Exclus du jeu, las d'écrire au Père Noël, d'attendre Godot, de vivre dans ce non-temps où il n'arrive rien, où il ne se passe rien, où il n'y a rien à attendre, ces hommes dépossédés de l'illusion vitale d'avoir une fonction ou une mission, d'avoir à être ou à faire quelque chose, peuvent, pour se sentir exister, pour tuer le non-temps, avoir recours à des activités qui, comme le tiercé, le totocalcio et tous les jeux de hasard qui se jouent dans tous les bidonvilles et toutes les favelas du monde, permettent de réintroduire pour un moment, jusqu'à la fin de la partie ou jusqu'au dimanche soir, l'attente, c'est-à-dire le temps finalisé, qui est par soi source de satisfaction. Et pour essayer de s'arracher au sentiment, qu'exprimaient si bien les sous-prolétaires algériens, d'être le jouet de forces extérieures (« je suis comme une épluchure sur l'eau »), pour tenter de rompre avec la soumission fataliste aux forces du monde, ils peuvent aussi, surtout les plus jeunes, chercher dans des actes de violence qui valent en eux-mêmes plus — ou autant que par les profits qu'ils procurent, un moyen désespéré de se rendre « intéressants », d'exister devant les autres, pour les autres, d'accéder en un mot à une forme reconnue d'existence sociale. Professionnels de l'interprétation, socialement mandatés pour donner sens, rendre raison, mettre de l'ordre, les sociologues, surtout lorsqu'ils sont les adeptes conscients ou inconscients d'une philosophie apocalyptique de l'histoire, attentive aux ruptures et aux transformations décisives, ne sont pas les mieux placés pour comprendre ce désordre pour rien, sinon pour le plaisir, ces actions faites pour qu'il se passe quelque chose, pour faire quelque chose plutôt que rien quand il n'y a rien à faire, pour réaffirmer de façon dramatique — et rituelle — qu'on peut faire quelque chose, s'agirait-il de l'action réduite à l'infraction, à la transgression, donc assurée de « faire sensation » en tout cas, dans l'échec comme dans la réussite.

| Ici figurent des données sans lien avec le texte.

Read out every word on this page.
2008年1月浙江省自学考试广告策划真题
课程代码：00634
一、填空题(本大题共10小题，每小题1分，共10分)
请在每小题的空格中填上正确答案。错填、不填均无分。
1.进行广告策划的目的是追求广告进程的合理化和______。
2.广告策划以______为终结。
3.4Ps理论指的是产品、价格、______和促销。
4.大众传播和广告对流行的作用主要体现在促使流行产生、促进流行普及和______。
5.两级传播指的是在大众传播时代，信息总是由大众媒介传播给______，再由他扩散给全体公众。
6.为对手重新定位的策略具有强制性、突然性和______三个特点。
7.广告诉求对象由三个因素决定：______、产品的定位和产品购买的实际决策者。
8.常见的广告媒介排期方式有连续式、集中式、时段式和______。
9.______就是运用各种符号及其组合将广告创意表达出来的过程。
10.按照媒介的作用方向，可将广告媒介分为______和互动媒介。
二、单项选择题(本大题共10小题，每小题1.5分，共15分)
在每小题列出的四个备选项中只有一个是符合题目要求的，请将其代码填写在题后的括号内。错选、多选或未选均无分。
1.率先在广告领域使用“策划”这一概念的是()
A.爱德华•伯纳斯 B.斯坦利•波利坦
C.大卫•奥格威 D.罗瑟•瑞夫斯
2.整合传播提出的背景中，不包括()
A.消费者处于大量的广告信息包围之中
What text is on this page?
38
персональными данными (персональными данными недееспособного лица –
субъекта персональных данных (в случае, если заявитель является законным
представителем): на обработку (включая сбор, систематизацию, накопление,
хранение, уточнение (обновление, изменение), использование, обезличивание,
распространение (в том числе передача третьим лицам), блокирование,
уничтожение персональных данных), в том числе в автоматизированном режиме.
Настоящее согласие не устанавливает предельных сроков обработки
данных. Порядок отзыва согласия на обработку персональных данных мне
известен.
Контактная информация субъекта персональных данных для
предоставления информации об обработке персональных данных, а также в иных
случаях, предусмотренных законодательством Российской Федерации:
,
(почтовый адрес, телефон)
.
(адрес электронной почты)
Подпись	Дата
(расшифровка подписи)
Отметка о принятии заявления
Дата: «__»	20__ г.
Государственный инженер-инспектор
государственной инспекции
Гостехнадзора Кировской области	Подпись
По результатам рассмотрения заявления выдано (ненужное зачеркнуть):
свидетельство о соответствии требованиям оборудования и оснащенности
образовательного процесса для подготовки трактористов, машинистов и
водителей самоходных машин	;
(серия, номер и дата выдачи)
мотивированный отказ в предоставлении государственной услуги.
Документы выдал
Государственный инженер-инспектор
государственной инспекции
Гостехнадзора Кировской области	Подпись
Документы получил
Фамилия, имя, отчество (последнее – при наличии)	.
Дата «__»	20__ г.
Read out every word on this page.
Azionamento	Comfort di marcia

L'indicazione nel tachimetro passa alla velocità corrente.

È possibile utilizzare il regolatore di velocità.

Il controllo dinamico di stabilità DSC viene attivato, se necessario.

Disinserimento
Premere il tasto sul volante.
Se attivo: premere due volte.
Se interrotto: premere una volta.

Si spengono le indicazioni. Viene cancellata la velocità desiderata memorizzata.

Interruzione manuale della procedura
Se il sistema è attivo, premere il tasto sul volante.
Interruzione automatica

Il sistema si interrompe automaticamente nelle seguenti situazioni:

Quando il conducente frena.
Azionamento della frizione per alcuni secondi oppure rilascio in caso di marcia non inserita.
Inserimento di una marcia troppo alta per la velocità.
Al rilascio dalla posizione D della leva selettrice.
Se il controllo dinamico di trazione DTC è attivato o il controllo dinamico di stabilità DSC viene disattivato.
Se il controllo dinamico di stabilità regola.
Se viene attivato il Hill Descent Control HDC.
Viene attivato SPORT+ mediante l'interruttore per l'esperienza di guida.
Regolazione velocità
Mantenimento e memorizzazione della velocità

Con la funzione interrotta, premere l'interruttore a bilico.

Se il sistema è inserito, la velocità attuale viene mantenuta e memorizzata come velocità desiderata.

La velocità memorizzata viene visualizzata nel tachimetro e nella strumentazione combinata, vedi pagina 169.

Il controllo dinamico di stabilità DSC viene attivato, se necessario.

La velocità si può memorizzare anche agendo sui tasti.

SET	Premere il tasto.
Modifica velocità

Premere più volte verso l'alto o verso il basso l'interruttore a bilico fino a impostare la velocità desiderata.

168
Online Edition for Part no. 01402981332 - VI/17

Peut-être y a-t-il, quoi qu'en dise Marx, une philosophie de la misère, qui est plus proche de la désolation des vieillards clochardisés et clownesques de Beckett que de l'optimisme volontariste traditionnellement associé à la pensée progressiste. Et ce n'est pas le moindre mérite de l'enregistrement positiviste que de nous laisser entendre, mieux que les clameurs indignées ou les analyses raisonneuses et rationalisatrices, I'immense silence des chômeurs et le désespoir qu'il exprime.